Wagner was true to his sources (especially, in this context, Wolfram) in so far as Parsifal tells the story of an individual's development. As the hero grows in wisdom, so his music develops. Parsifal's personal motif changes a little at each appearance, until it finally blazes forth in its final form (example B) as the hero enters the hall of the Grail bearing the recovered Spear. Hans-Joachim Bauer noted that the development potential of example A is not only limited to melodic, harmonic and rhythmic changes, since there are also changes of orchestration that Wagner employs to show the changes in the hero whom the motif describes. Bauer draws attention to the deeply sad and resigned impression given by the motif as it appears in a minor variant in the lower brass, at the start of the third act; through which it develops into the splendour of example B.
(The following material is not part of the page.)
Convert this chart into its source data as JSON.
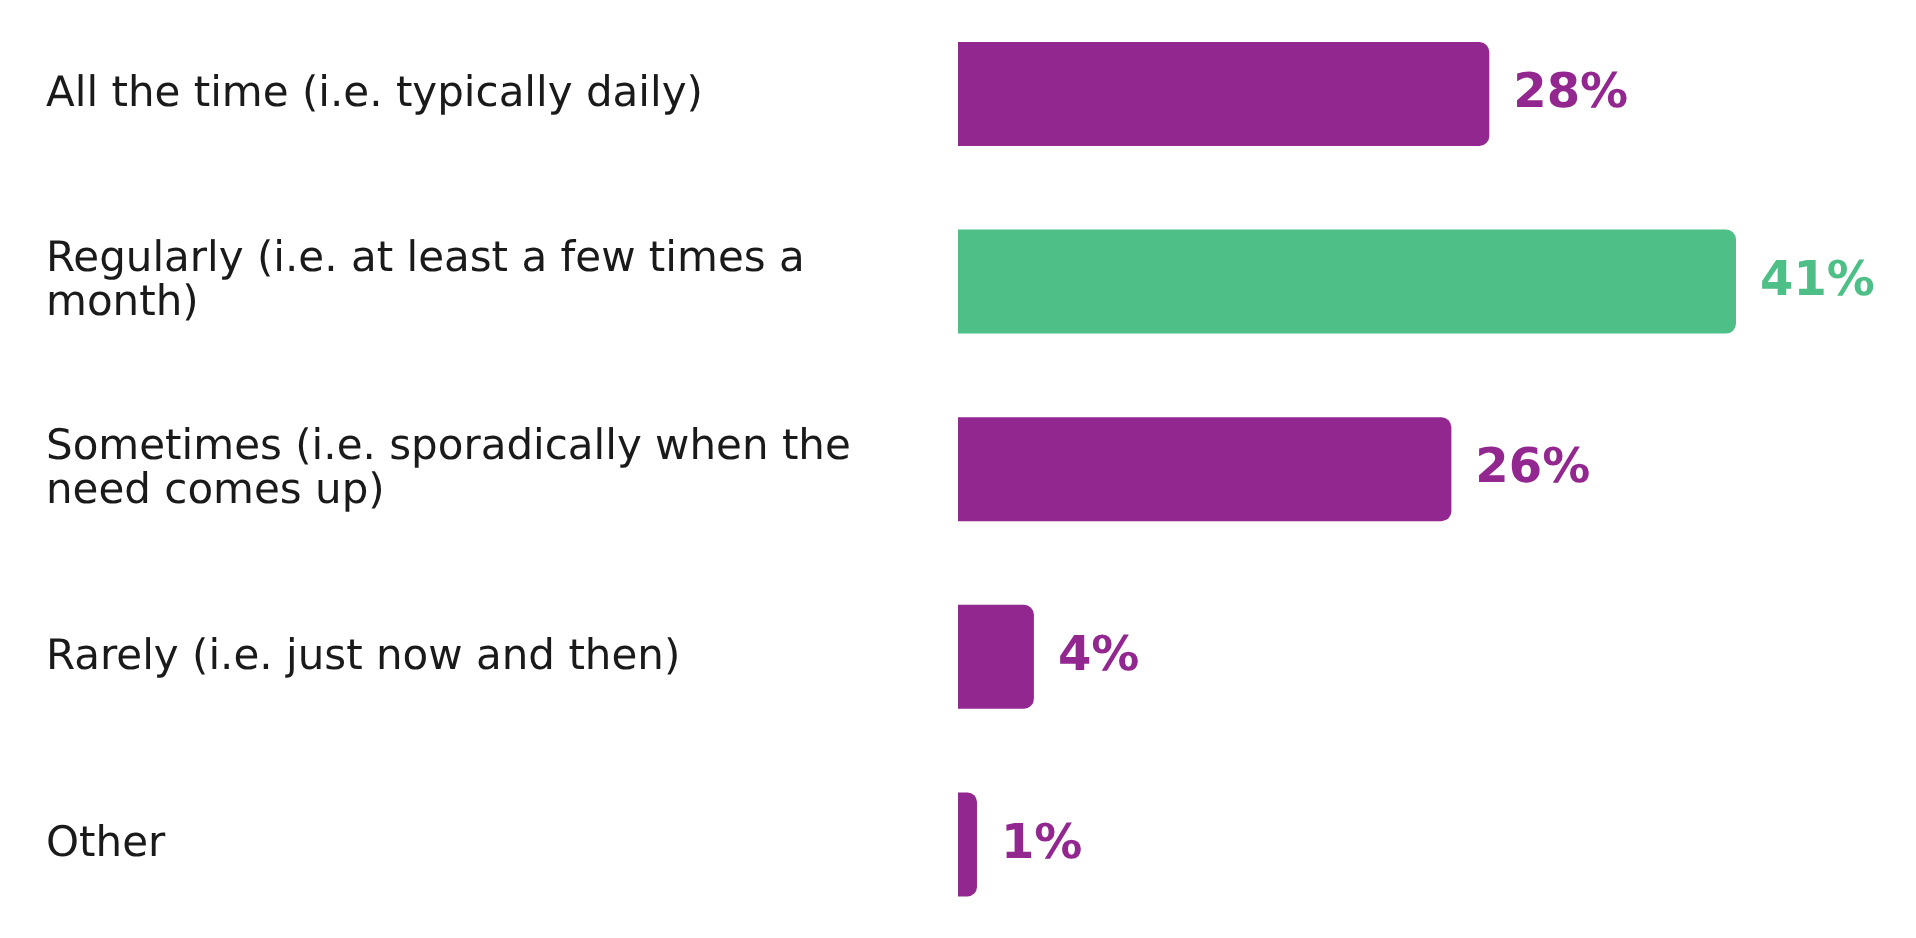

The first example (A) shows the Parsifal motif as it accompanies his first appearance: a fanfare introducing a carefree huntsman. It is a bold and brash theme, which Lorenz describes as being revealed at first piecemeal (in Bruchstücken). On closer examination it is seen to have developed from an added-sixth chord containing the first four notes of the Grundthema (#1). This indicates that the respective destinies of Parsifal and the Grail Knights are linked; which is confirmed by the opening notes of the Prophecy motif almost hidden at (b). Yet Bauer comments that the Parsifal motif seems almost not to belong to the Grail domain; the hero is at first, and for a long time, an outsider.
The notes shown in red (a) are the germ cell from which the music of the Good Friday Meadows will develop. Note that the fragment (c) has been absorbed from the Riding motif, which suggests that Parsifal is destined to meet Kundry and Klingsor. Lorenz identified the last chord of the third bar (with E natural in the bass) as a mystical chord.
|Parsifal appears at the start of act 3 (Knappertsbusch, Bayreuth 1964; ogg format)|
Parsifal returns to the Grail temple (Knappertsbusch, Bayreuth
1964; ogg format)
|Above: the Parsifal motif in its final form.|
Richard Wagner's Parsifal can be regarded, as it was by Cosima Wagner, as the summation and recapitulation of his achievements. Theodor Adorno considered it to be more like an echo, composed in a style that is typical of old age:
A comparison of the gloomy, so to speak,
muted fanfare motif of Parsifal with the Siegfried motif reveals the character of the former: the Parsifal motif seems as though it were already a
quotation from memory.
References: von Wolzogen ex.11, Lorenz p.33, pp.57-59, Lavignac p.452-3, Kufferath ex.18, Newman ex.20, ENO ex.57, Bauer pp.45-49, Theodor W. Adorno On the Score of Parsifal, tr. Anthony Barone, in Music and Letters 76/3 pp.384-397.